Tumors were surgically removed, flash frozen in liquid nitrogen, and processed for RNA sequencing (Azenta). A combined human-mouse genome reference was constructed and RNA-seq reads from samples were aligned to this integrated genome using STAR aligner (54). Feature Counts was used to quantify reads mapped specifically to mouse-derived genes, providing gene-level counts. For differential expression analysis (DEG), edgeR package was used (55). After obtaining raw P values for each gene, we applied FDR correction to control for multiple testing, resulting in a list of significant DEGs with adjusted P values. To estimate overall ADCC, ADCP, and CDC pathway activity, we selected 5 GO terms: 0002228, 0001788, 0002431, 0002281, 0002430. The overall activity score was calculated by taking a weighted sum of the gene expression values within each GO term (assigning equal weights of 1 to each gene) and dividing by the total sum of weights. IgG1 group was used as a reference and t tests were conducted to determine whether any GO term activity score in different treatment groups differed significantly from this control group. We applied FDR correction to P value to adjust for multiple comparisons, resulting in adjusted P values.

ELISA assay

Blood samples were collected from the submandibular veins of mice at 1, 24, and 72 hours after the last dose of the treatment before the harvest. Levels of plasma antibody were measured with the Human IgG Total ELISA Kit (Sigma-Aldrich) per manufacturer’s instructions. The absorbance was measured with EnVision (PerkinElmer).

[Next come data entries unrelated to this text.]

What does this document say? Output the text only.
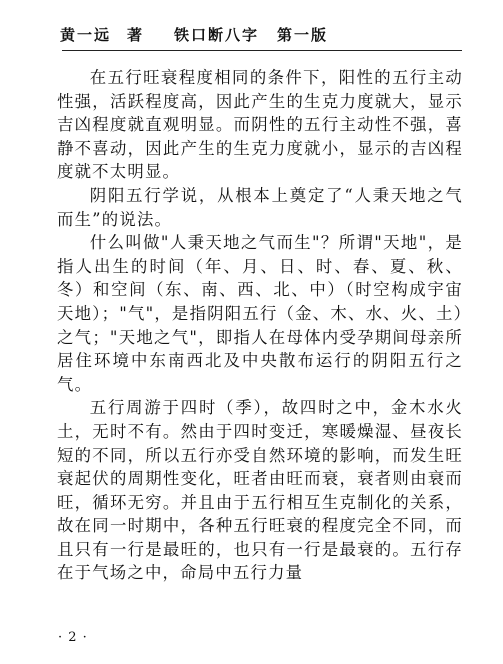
黄一远 著 铁口断八字 第一版

在五行旺衰程度相同的条件下，阳性的五行主动性强，活跃程度高，因此产生的生克力度就大，显示吉凶程度就直观明显。而阴性的五行主动性不强，喜静不喜动，因此产生的生克力度就小，显示的吉凶程度就不太明显。

阴阳五行学说，从根本上奠定了“人秉天地之气而生”的说法。

什么叫做"人秉天地之气而生"？所谓"天地"，是指人出生的时间（年、月、日、时、春、夏、秋、冬）和空间（东、南、西、北、中）（时空构成宇宙天地）；"气"，是指阴阳五行（金、木、水、火、土）之气；"天地之气"，即指人在母体内受孕期间母亲所居住环境中东南西北及中央散布运行的阴阳五行之气。

五行周游于四时（季），故四时之中，金木水火土，无时不有。然由于四时变迁，寒暖燥湿、昼夜长短的不同，所以五行亦受自然环境的影响，而发生旺衰起伏的周期性变化，旺者由旺而衰，衰者则由衰而旺，循环无穷。并且由于五行相互生克制化的关系，故在同一时期中，各种五行旺衰的程度完全不同，而且只有一行是最旺的，也只有一行是最衰的。五行存在于气场之中，命局中五行力量

· 2 ·
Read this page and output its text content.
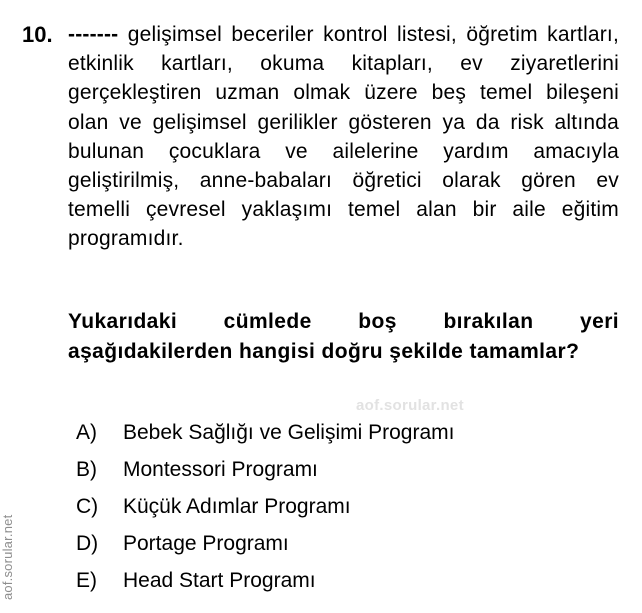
10. ------- gelişimsel beceriler kontrol listesi, öğretim kartları, etkinlik kartları, okuma kitapları, ev ziyaretlerini gerçekleştiren uzman olmak üzere beş temel bileşeni olan ve gelişimsel gerilikler gösteren ya da risk altında bulunan çocuklara ve ailelerine yardım amacıyla geliştirilmiş, anne-babaları öğretici olarak gören ev temelli çevresel yaklaşımı temel alan bir aile eğitim programıdır.
Yukarıdaki cümlede boş bırakılan yeri aşağıdakilerden hangisi doğru şekilde tamamlar?
aof.sorular.net
A)	Bebek Sağlığı ve Gelişimi Programı
B)	Montessori Programı
C)	Küçük Adımlar Programı
D)	Portage Programı
E)	Head Start Programı
aof.sorular.net
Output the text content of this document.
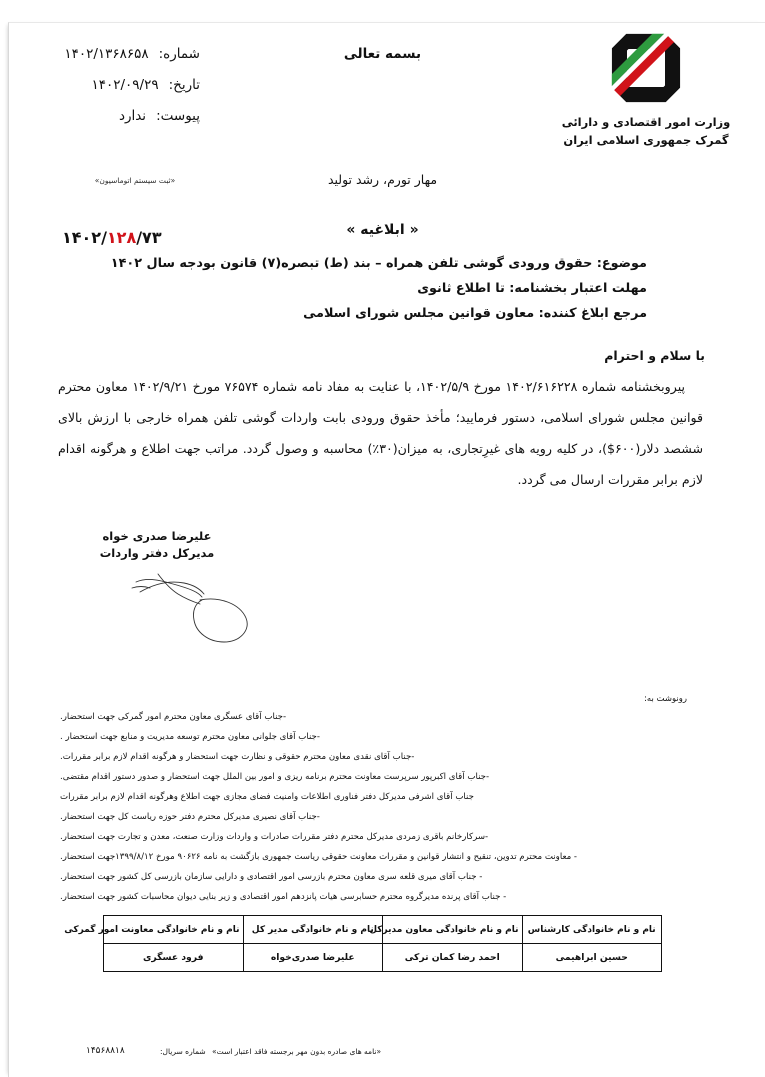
بسمه تعالی
شماره:
۱۴۰۲/۱۳۶۸۶۵۸
تاریخ:
۱۴۰۲/۰۹/۲۹
پیوست:
ندارد
«ثبت سیستم اتوماسیون»
وزارت امور اقتصادی و دارائی
گمرک جمهوری اسلامی ایران
مهار تورم، رشد تولید
« ابلاغیه »
۱۴۰۲/۱۲۸/۷۳
موضوع: حقوق ورودی گوشی تلفن همراه – بند (ط) تبصره(۷) قانون بودجه سال ۱۴۰۲
مهلت اعتبار بخشنامه: تا اطلاع ثانوی
مرجع ابلاغ کننده: معاون قوانین مجلس شورای اسلامی
با سلام و احترام
پیروبخشنامه شماره ۱۴۰۲/۶۱۶۲۲۸ مورخ ۱۴۰۲/۵/۹، با عنایت به مفاد نامه شماره ۷۶۵۷۴ مورخ ۱۴۰۲/۹/۲۱ معاون محترم قوانین مجلس شورای اسلامی، دستور فرمایید؛ مأخذ حقوق ورودی بابت واردات گوشی تلفن همراه خارجی با ارزش بالای ششصد دلار(۶۰۰$)، در کلیه رویه های غیرِتجاری، به میزان(۳۰٪) محاسبه و وصول گردد. مراتب جهت اطلاع و هرگونه اقدام لازم برابر مقررات ارسال می گردد.
علیرضا صدری خواه
مدیرکل دفتر واردات
رونوشت به:
-جناب آقای عسگری معاون محترم امور گمرکی جهت استحضار.
-جناب آقای جلوانی معاون محترم توسعه مدیریت و منابع جهت استحضار .
-جناب آقای نقدی معاون محترم حقوقی و نظارت جهت استحضار و هرگونه اقدام لازم برابر مقررات.
-جناب آقای اکبرپور سرپرست معاونت محترم برنامه ریزی و امور بین الملل جهت استحضار و صدور دستور اقدام مقتضی.
جناب آقای اشرفی مدیرکل دفتر فناوری اطلاعات وامنیت فضای مجازی جهت اطلاع وهرگونه اقدام لازم برابر مقررات
-جناب آقای نصیری مدیرکل محترم دفتر حوزه ریاست کل جهت استحضار.
-سرکارخانم باقری زمردی مدیرکل محترم دفتر مقررات صادرات و واردات وزارت صنعت، معدن و تجارت جهت استحضار.
- معاونت محترم تدوین، تنقیح و انتشار قوانین و مقررات معاونت حقوقی ریاست جمهوری بازگشت به نامه ۹۰۶۲۶ مورخ ۱۳۹۹/۸/۱۲جهت استحضار.
- جناب آقای میری قلعه سری معاون محترم بازرسی امور اقتصادی و دارایی سازمان بازرسی کل کشور جهت استحضار.
- جناب آقای پرنده مدیرگروه محترم حسابرسی هیات پانزدهم امور اقتصادی و زیر بنایی دیوان محاسبات کشور جهت استحضار.
نام و نام خانوادگی کارشناس	نام و نام خانوادگی معاون مدیرکل	نام و نام خانوادگی مدیر کل	نام و نام خانوادگی معاونت امور گمرکی
حسین ابراهیمی	احمد رضا کمان ترکی	علیرضا صدری‌خواه	فرود عسگری
۱۴۵۶۸۸۱۸	شماره سریال: «نامه های صادره بدون مهر برجسته فاقد اعتبار است»
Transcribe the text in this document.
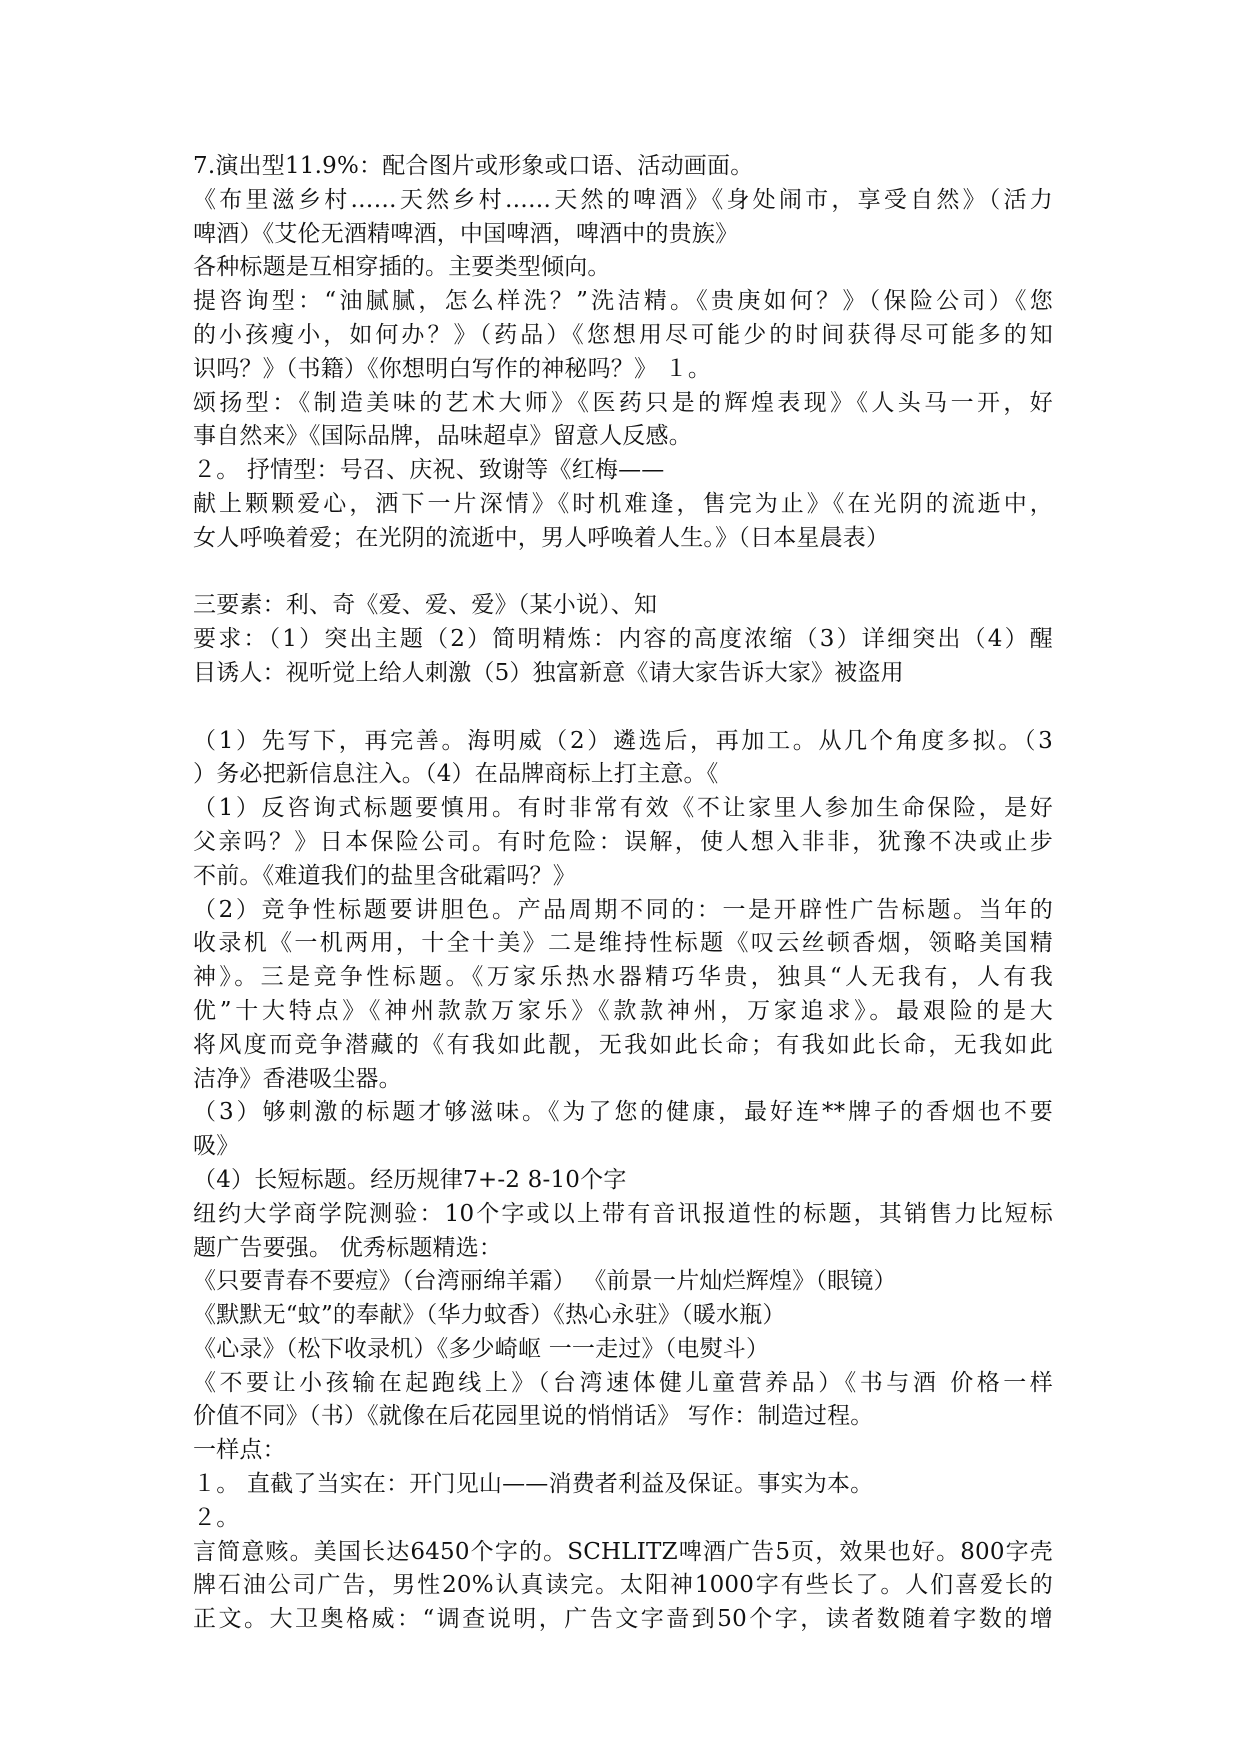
7.演出型11.9%：配合图片或形象或口语、活动画面。
《布里滋乡村……天然乡村……天然的啤酒》《身处闹市，享受自然》（活力
啤酒）《艾伦无酒精啤酒，中国啤酒，啤酒中的贵族》
各种标题是互相穿插的。主要类型倾向。
提咨询型：“油腻腻，怎么样洗？”洗洁精。《贵庚如何？》（保险公司）《您
的小孩瘦小，如何办？》（药品）《您想用尽可能少的时间获得尽可能多的知
识吗？》（书籍）《你想明白写作的神秘吗？》 １。
颂扬型：《制造美味的艺术大师》《医药只是的辉煌表现》《人头马一开，好
事自然来》《国际品牌，品味超卓》留意人反感。
２。 抒情型：号召、庆祝、致谢等《红梅——
献上颗颗爱心，洒下一片深情》《时机难逢，售完为止》《在光阴的流逝中，
女人呼唤着爱；在光阴的流逝中，男人呼唤着人生。》（日本星晨表）
三要素：利、奇《爱、爱、爱》（某小说）、知
要求：（1）突出主题（2）简明精炼：内容的高度浓缩（3）详细突出（4）醒
目诱人：视听觉上给人刺激（5）独富新意《请大家告诉大家》被盗用
（1）先写下，再完善。海明威（2）遴选后，再加工。从几个角度多拟。（3
）务必把新信息注入。（4）在品牌商标上打主意。《
（1）反咨询式标题要慎用。有时非常有效《不让家里人参加生命保险，是好
父亲吗？》日本保险公司。有时危险：误解，使人想入非非，犹豫不决或止步
不前。《难道我们的盐里含砒霜吗？》
（2）竞争性标题要讲胆色。产品周期不同的：一是开辟性广告标题。当年的
收录机《一机两用，十全十美》二是维持性标题《叹云丝顿香烟，领略美国精
神》。三是竞争性标题。《万家乐热水器精巧华贵，独具“人无我有，人有我
优”十大特点》《神州款款万家乐》《款款神州，万家追求》。最艰险的是大
将风度而竞争潜藏的《有我如此靓，无我如此长命；有我如此长命，无我如此
洁净》香港吸尘器。
（3）够刺激的标题才够滋味。《为了您的健康，最好连**牌子的香烟也不要
吸》
（4）长短标题。经历规律7+-2 8-10个字
纽约大学商学院测验：10个字或以上带有音讯报道性的标题，其销售力比短标
题广告要强。 优秀标题精选：
《只要青春不要痘》（台湾丽绵羊霜） 《前景一片灿烂辉煌》（眼镜）
《默默无“蚊”的奉献》（华力蚊香）《热心永驻》（暖水瓶）
《心录》（松下收录机）《多少崎岖 一一走过》（电熨斗）
《不要让小孩输在起跑线上》（台湾速体健儿童营养品）《书与酒 价格一样
价值不同》（书）《就像在后花园里说的悄悄话》 写作：制造过程。
一样点：
１。 直截了当实在：开门见山——消费者利益及保证。事实为本。
２。
言简意赅。美国长达6450个字的。SCHLITZ啤酒广告5页，效果也好。800字壳
牌石油公司广告，男性20%认真读完。太阳神1000字有些长了。人们喜爱长的
正文。大卫奥格威：“调查说明，广告文字啬到50个字，读者数随着字数的增
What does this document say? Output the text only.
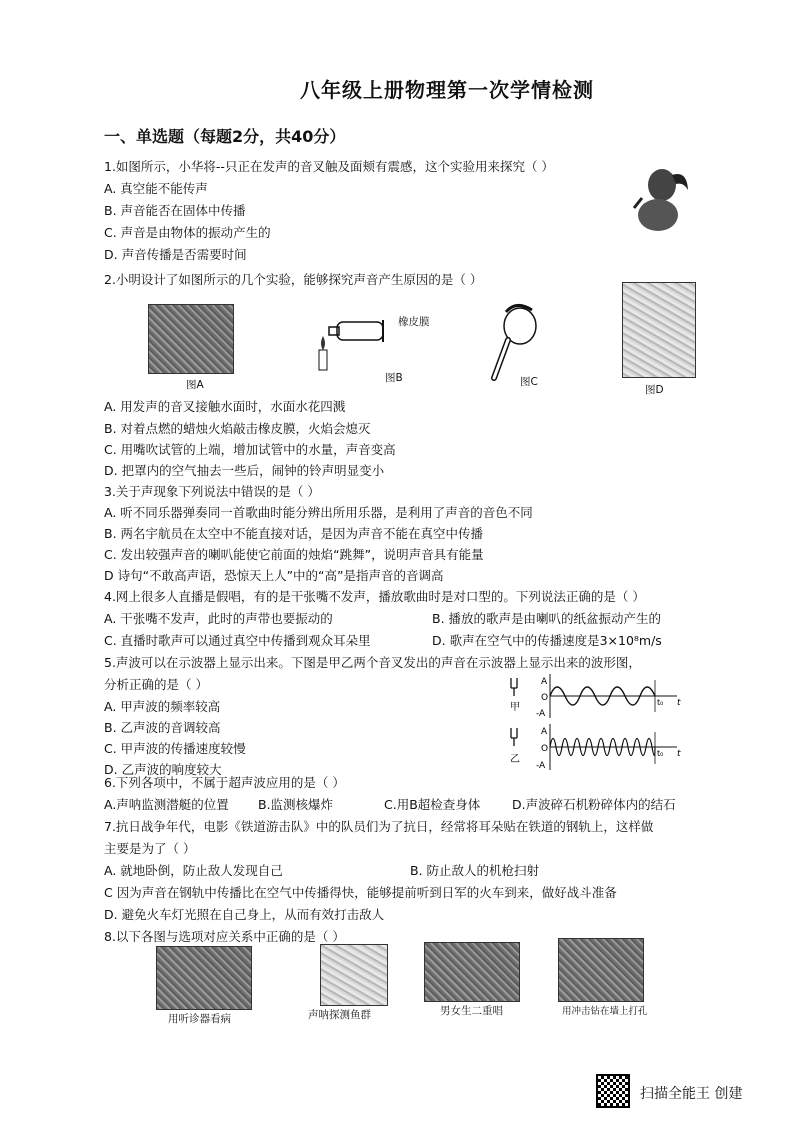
八年级上册物理第一次学情检测
一、单选题（每题2分，共40分）
1.如图所示，小华将--只正在发声的音叉触及面颊有震感，这个实验用来探究（ ）
A. 真空能不能传声
B. 声音能否在固体中传播
C. 声音是由物体的振动产生的
D. 声音传播是否需要时间
2.小明设计了如图所示的几个实验，能够探究声音产生原因的是（ ）
图A
橡皮膜
图B	图C
图D
A. 用发声的音叉接触水面时，水面水花四溅
B. 对着点燃的蜡烛火焰敲击橡皮膜，火焰会熄灭
C. 用嘴吹试管的上端，增加试管中的水量，声音变高
D. 把罩内的空气抽去一些后，闹钟的铃声明显变小
3.关于声现象下列说法中错误的是（ ）
A. 听不同乐器弹奏同一首歌曲时能分辨出所用乐器，是利用了声音的音色不同
B. 两名宇航员在太空中不能直接对话，是因为声音不能在真空中传播
C. 发出较强声音的喇叭能使它前面的烛焰“跳舞”，说明声音具有能量
D 诗句“不敢高声语，恐惊天上人”中的“高”是指声音的音调高
4.网上很多人直播是假唱，有的是干张嘴不发声，播放歌曲时是对口型的。下列说法正确的是（ ）
A. 干张嘴不发声，此时的声带也要振动的	B. 播放的歌声是由喇叭的纸盆振动产生的
C. 直播时歌声可以通过真空中传播到观众耳朵里	D. 歌声在空气中的传播速度是3×10⁸m/s
5.声波可以在示波器上显示出来。下图是甲乙两个音叉发出的声音在示波器上显示出来的波形图，
分析正确的是（ ）
A. 甲声波的频率较高
B. 乙声波的音调较高
C. 甲声波的传播速度较慢
D. 乙声波的响度较大
甲
乙
A
O
-A
t
t₀
A
O
-A
t
t₀
6.下列各项中，不属于超声波应用的是（ ）
A.声呐监测潜艇的位置 B.监测核爆炸	C.用B超检查身体	D.声波碎石机粉碎体内的结石
7.抗日战争年代，电影《铁道游击队》中的队员们为了抗日，经常将耳朵贴在铁道的钢轨上，这样做
主要是为了（ ）
A. 就地卧倒，防止敌人发现自己	B. 防止敌人的机枪扫射
C 因为声音在钢轨中传播比在空气中传播得快，能够提前听到日军的火车到来，做好战斗准备
D. 避免火车灯光照在自己身上，从而有效打击敌人
8.以下各图与选项对应关系中正确的是（ ）
用听诊器看病	声呐探测鱼群	男女生二重唱	用冲击钻在墙上打孔
扫描全能王 创建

Phospho-receptor tyrosine kinase profiling

Protein was prepared per protocol (Human Phospho-RTK Array Kit, Catalog ARY001B): Cells were starved of FBS and treated with antibodies (1 μM) for 5 hours. Cells were harvested in lysis buffer provided in kit with protease and phosphatase inhibitors added before use. Membranes were exposed to X-ray film (Fuji) for multiple exposure times and dots were mapped using reference spots provided and analyzed for relative intensity using ImageJ.

Statistics

All statistical analyses were performed using GraphPad Prism 9.0 or 10.0. Data are reported as mean ± SEM. 1-way ANOVA multiple comparisons was used to calculate P values for comparisons of 3 or more groups. Friedman’s ANOVA multiple comparisons were used to compare between treatment groups in xenograft experiments. Samples analyzed from in vivo experiments were randomly selected with no exclusion criteria. P values of less than 0.05 were considered significant. Statistical parameters can be found in the figure legends.

Study approval

All in vivo experiments were conducted under protocol 0121-09-16-1 approved by the Broad Institute’s Institutional Animal Care and Use Committee (IACUC).

Data availability

RNA sequencing data was deposited with GEO accession number: GSE281992. The unedited blots are provided in the supplemental material. Values used for graphs in figures and reported means are provided in the Supporting Data Values file.